For Robertson, it was a risk worth taking. He traveled to Mayo Clinic for the surgery in December 2018.

“It went as perfect as it could have gone.  It was a tremendous outcome of what was kind of uncertain for me,” says Robertson.

Robertson was off his feet during a three month recovery period, then he worked to regain his strength through physical therapy. He was cleared to return to baseball as a junior — until COVID 19 cut the season short. He has aspirations of helping his team win a championship in his upcoming senior year.

“That’s a big part of this success. I just got progressively back into running, lifting weights and working out, and I’m back on baseball team and playing. I’m back into full participation in sports and exercise and everything,” says Robertson, who is studying for a career in sports psychology.

Hip replacements are common standard of care procedures that meet the needs of many patients at Mayo Clinic.

“However, if we can avoid them, particularly for younger people, it is in the patient’s best interest over the long term,” says Dr.

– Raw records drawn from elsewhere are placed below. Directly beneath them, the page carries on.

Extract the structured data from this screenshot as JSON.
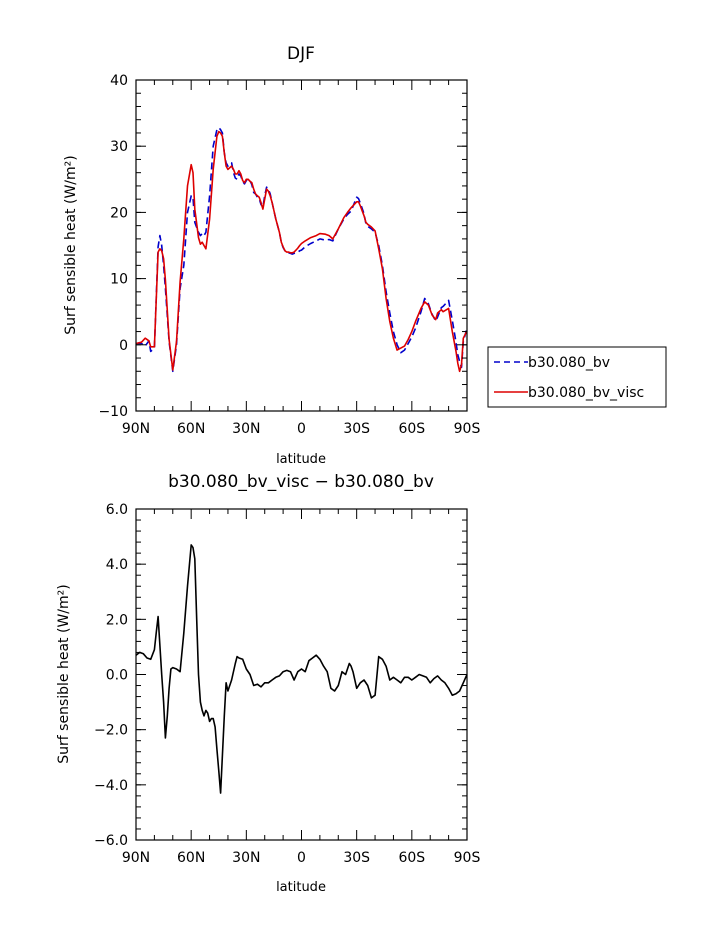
{
  "chart_data": [
    {
      "type": "line",
      "title": "DJF",
      "xlabel": "latitude",
      "ylabel": "Surf sensible heat (W/m²)",
      "xlim": [
        90,
        -90
      ],
      "ylim": [
        -10,
        40
      ],
      "x_ticks": [
        "90N",
        "60N",
        "30N",
        "0",
        "30S",
        "60S",
        "90S"
      ],
      "x_tick_values": [
        90,
        60,
        30,
        0,
        -30,
        -60,
        -90
      ],
      "y_ticks": [
        "−10",
        "0",
        "10",
        "20",
        "30",
        "40"
      ],
      "y_tick_values": [
        -10,
        0,
        10,
        20,
        30,
        40
      ],
      "legend_position": "right",
      "series": [
        {
          "name": "b30.080_bv",
          "color": "#0000cc",
          "dash": "dashed",
          "x": [
            90,
            87,
            85,
            83,
            82,
            80,
            78,
            77,
            76,
            75,
            74,
            72,
            70,
            68,
            66,
            64,
            62,
            60,
            59,
            58,
            56,
            55,
            54,
            53,
            52,
            50,
            48,
            46,
            45,
            44,
            43,
            42,
            41,
            40,
            38,
            37,
            36,
            35,
            34,
            33,
            32,
            31,
            30,
            29,
            28,
            27,
            26,
            25,
            24,
            23,
            22,
            21,
            20,
            19,
            18,
            17,
            16,
            14,
            12,
            11,
            10,
            9,
            8,
            7,
            6,
            5,
            4,
            3,
            2,
            1,
            0,
            -2,
            -5,
            -8,
            -10,
            -13,
            -15,
            -17,
            -20,
            -23,
            -25,
            -27,
            -30,
            -31,
            -32,
            -34,
            -35,
            -36,
            -38,
            -40,
            -42,
            -44,
            -46,
            -48,
            -50,
            -52,
            -54,
            -56,
            -58,
            -60,
            -62,
            -65,
            -67,
            -69,
            -71,
            -73,
            -74,
            -76,
            -77,
            -80,
            -82,
            -84,
            -85,
            -86,
            -87,
            -88,
            -90
          ],
          "y": [
            0.2,
            0.2,
            -0.2,
            0.6,
            -1.0,
            -0.5,
            14.8,
            16.5,
            15.0,
            12.0,
            8.5,
            0.5,
            -4.0,
            0.0,
            8.5,
            12.0,
            20.0,
            22.5,
            22.2,
            18.5,
            17.0,
            16.5,
            16.8,
            16.5,
            17.0,
            22.5,
            30.0,
            32.5,
            32.8,
            32.5,
            32.0,
            29.0,
            27.5,
            27.0,
            27.5,
            26.0,
            25.2,
            25.0,
            25.8,
            25.5,
            24.7,
            24.3,
            24.8,
            25.0,
            24.8,
            24.2,
            23.0,
            22.8,
            22.3,
            22.1,
            21.2,
            20.8,
            22.5,
            23.8,
            23.5,
            22.8,
            21.5,
            19.0,
            17.0,
            15.5,
            14.7,
            14.2,
            13.9,
            13.9,
            13.8,
            13.7,
            13.8,
            13.9,
            14.0,
            14.2,
            14.3,
            14.8,
            15.3,
            15.7,
            16.0,
            15.8,
            15.9,
            15.7,
            17.5,
            19.0,
            19.7,
            20.2,
            22.3,
            22.1,
            21.4,
            19.8,
            18.3,
            17.9,
            17.5,
            17.0,
            15.0,
            12.0,
            8.0,
            4.8,
            2.0,
            0.0,
            -1.2,
            -0.8,
            0.2,
            1.2,
            2.5,
            5.0,
            7.0,
            6.2,
            4.6,
            3.6,
            4.2,
            5.6,
            5.8,
            6.7,
            3.7,
            0.4,
            -1.5,
            -2.5,
            -3.4,
            0.5,
            2.5
          ]
        },
        {
          "name": "b30.080_bv_visc",
          "color": "#dd0000",
          "dash": "solid",
          "x": [
            90,
            87,
            85,
            83,
            82,
            80,
            78,
            77,
            76,
            75,
            74,
            72,
            70,
            68,
            66,
            64,
            62,
            60,
            59,
            58,
            56,
            55,
            54,
            53,
            52,
            50,
            48,
            46,
            45,
            44,
            43,
            42,
            41,
            40,
            38,
            37,
            36,
            35,
            34,
            33,
            32,
            31,
            30,
            29,
            28,
            27,
            26,
            25,
            24,
            23,
            22,
            21,
            20,
            19,
            18,
            17,
            16,
            14,
            12,
            11,
            10,
            9,
            8,
            7,
            6,
            5,
            4,
            3,
            2,
            1,
            0,
            -2,
            -5,
            -8,
            -10,
            -13,
            -15,
            -17,
            -20,
            -23,
            -25,
            -27,
            -30,
            -31,
            -32,
            -34,
            -35,
            -36,
            -38,
            -40,
            -42,
            -44,
            -46,
            -48,
            -50,
            -52,
            -54,
            -56,
            -58,
            -60,
            -62,
            -65,
            -67,
            -69,
            -71,
            -73,
            -74,
            -76,
            -77,
            -80,
            -82,
            -84,
            -85,
            -86,
            -87,
            -88,
            -90
          ],
          "y": [
            0.2,
            0.4,
            1.0,
            0.6,
            -0.3,
            -0.3,
            14.0,
            14.5,
            14.2,
            13.0,
            9.8,
            0.8,
            -3.8,
            0.5,
            9.5,
            16.0,
            24.0,
            27.2,
            26.0,
            20.5,
            16.2,
            15.2,
            15.5,
            15.0,
            14.5,
            19.0,
            26.5,
            31.5,
            32.2,
            32.0,
            31.5,
            29.0,
            27.0,
            26.5,
            27.0,
            26.5,
            25.8,
            25.8,
            26.3,
            25.8,
            24.8,
            24.5,
            25.0,
            25.0,
            24.7,
            24.5,
            23.5,
            22.8,
            22.5,
            22.3,
            21.5,
            20.5,
            22.0,
            23.5,
            23.2,
            22.5,
            21.5,
            19.0,
            17.0,
            15.5,
            14.8,
            14.2,
            14.0,
            14.0,
            13.9,
            13.9,
            14.0,
            14.3,
            14.6,
            15.0,
            15.3,
            15.7,
            16.2,
            16.5,
            16.8,
            16.7,
            16.5,
            16.0,
            17.5,
            19.2,
            20.0,
            20.7,
            21.6,
            21.6,
            21.0,
            19.5,
            18.5,
            18.2,
            17.8,
            17.2,
            14.5,
            11.5,
            7.0,
            3.5,
            1.0,
            -0.8,
            -0.5,
            -0.2,
            0.8,
            2.0,
            3.5,
            5.5,
            6.5,
            6.0,
            4.5,
            3.8,
            4.8,
            5.3,
            5.0,
            5.5,
            2.0,
            -1.0,
            -2.8,
            -4.0,
            -3.0,
            1.0,
            2.1
          ]
        }
      ]
    },
    {
      "type": "line",
      "title": "b30.080_bv_visc − b30.080_bv",
      "xlabel": "latitude",
      "ylabel": "Surf sensible heat (W/m²)",
      "xlim": [
        90,
        -90
      ],
      "ylim": [
        -6,
        6
      ],
      "x_ticks": [
        "90N",
        "60N",
        "30N",
        "0",
        "30S",
        "60S",
        "90S"
      ],
      "x_tick_values": [
        90,
        60,
        30,
        0,
        -30,
        -60,
        -90
      ],
      "y_ticks": [
        "−6.0",
        "−4.0",
        "−2.0",
        "0.0",
        "2.0",
        "4.0",
        "6.0"
      ],
      "y_tick_values": [
        -6,
        -4,
        -2,
        0,
        2,
        4,
        6
      ],
      "series": [
        {
          "color": "#000000",
          "dash": "solid",
          "x": [
            90,
            88,
            86,
            84,
            82,
            80,
            79,
            78,
            76,
            75,
            74,
            73,
            72,
            71,
            70,
            68,
            66,
            64,
            62,
            60,
            59,
            58,
            57,
            56,
            55,
            54,
            53,
            52,
            51,
            50,
            49,
            48,
            47,
            46,
            45,
            44,
            42,
            41,
            40,
            38,
            36,
            35,
            34,
            32,
            30,
            28,
            26,
            24,
            22,
            20,
            18,
            16,
            14,
            12,
            10,
            8,
            6,
            4,
            2,
            0,
            -2,
            -4,
            -6,
            -8,
            -10,
            -12,
            -14,
            -16,
            -18,
            -20,
            -22,
            -24,
            -26,
            -27,
            -28,
            -30,
            -32,
            -34,
            -36,
            -38,
            -40,
            -42,
            -44,
            -46,
            -48,
            -50,
            -52,
            -54,
            -56,
            -58,
            -60,
            -62,
            -64,
            -66,
            -68,
            -70,
            -72,
            -74,
            -76,
            -78,
            -80,
            -82,
            -84,
            -86,
            -88,
            -90
          ],
          "y": [
            0.7,
            0.8,
            0.75,
            0.6,
            0.55,
            0.9,
            1.5,
            2.1,
            0.0,
            -1.0,
            -2.3,
            -1.5,
            -0.5,
            0.2,
            0.25,
            0.2,
            0.1,
            1.5,
            3.2,
            4.7,
            4.6,
            4.2,
            2.0,
            0.0,
            -1.0,
            -1.3,
            -1.5,
            -1.3,
            -1.4,
            -1.7,
            -1.6,
            -1.6,
            -1.9,
            -2.7,
            -3.5,
            -4.3,
            -1.5,
            -0.3,
            -0.6,
            -0.2,
            0.4,
            0.65,
            0.6,
            0.55,
            0.2,
            0.0,
            -0.4,
            -0.35,
            -0.45,
            -0.3,
            -0.3,
            -0.2,
            -0.1,
            -0.05,
            0.1,
            0.15,
            0.1,
            -0.2,
            0.1,
            0.2,
            0.1,
            0.5,
            0.6,
            0.7,
            0.55,
            0.3,
            0.1,
            -0.5,
            -0.6,
            -0.4,
            0.1,
            0.0,
            0.4,
            0.3,
            0.1,
            -0.5,
            -0.3,
            -0.2,
            -0.4,
            -0.85,
            -0.75,
            0.65,
            0.55,
            0.3,
            -0.2,
            -0.1,
            -0.2,
            -0.3,
            -0.1,
            -0.1,
            -0.2,
            -0.1,
            0.0,
            -0.05,
            -0.1,
            -0.3,
            -0.15,
            -0.05,
            -0.2,
            -0.3,
            -0.5,
            -0.75,
            -0.7,
            -0.6,
            -0.3,
            0.0
          ]
        }
      ]
    }
  ]
}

Sierra.

One previous study has shown that OATS procedures are still functioning successfully for 80% of patients 10 years after surgery. The results depend on the size of the lesion and the cause of the necrosis. That may be encouraging news for young patients like Mikaili Robertson, who have opted for this regenerative procedure as way of avoiding hip replacement, which could fail over time, resulting in a second replacement during the course of their lifetimes.

Mayo Clinic research continues to study, learn and improve regenerative procedures like OATS.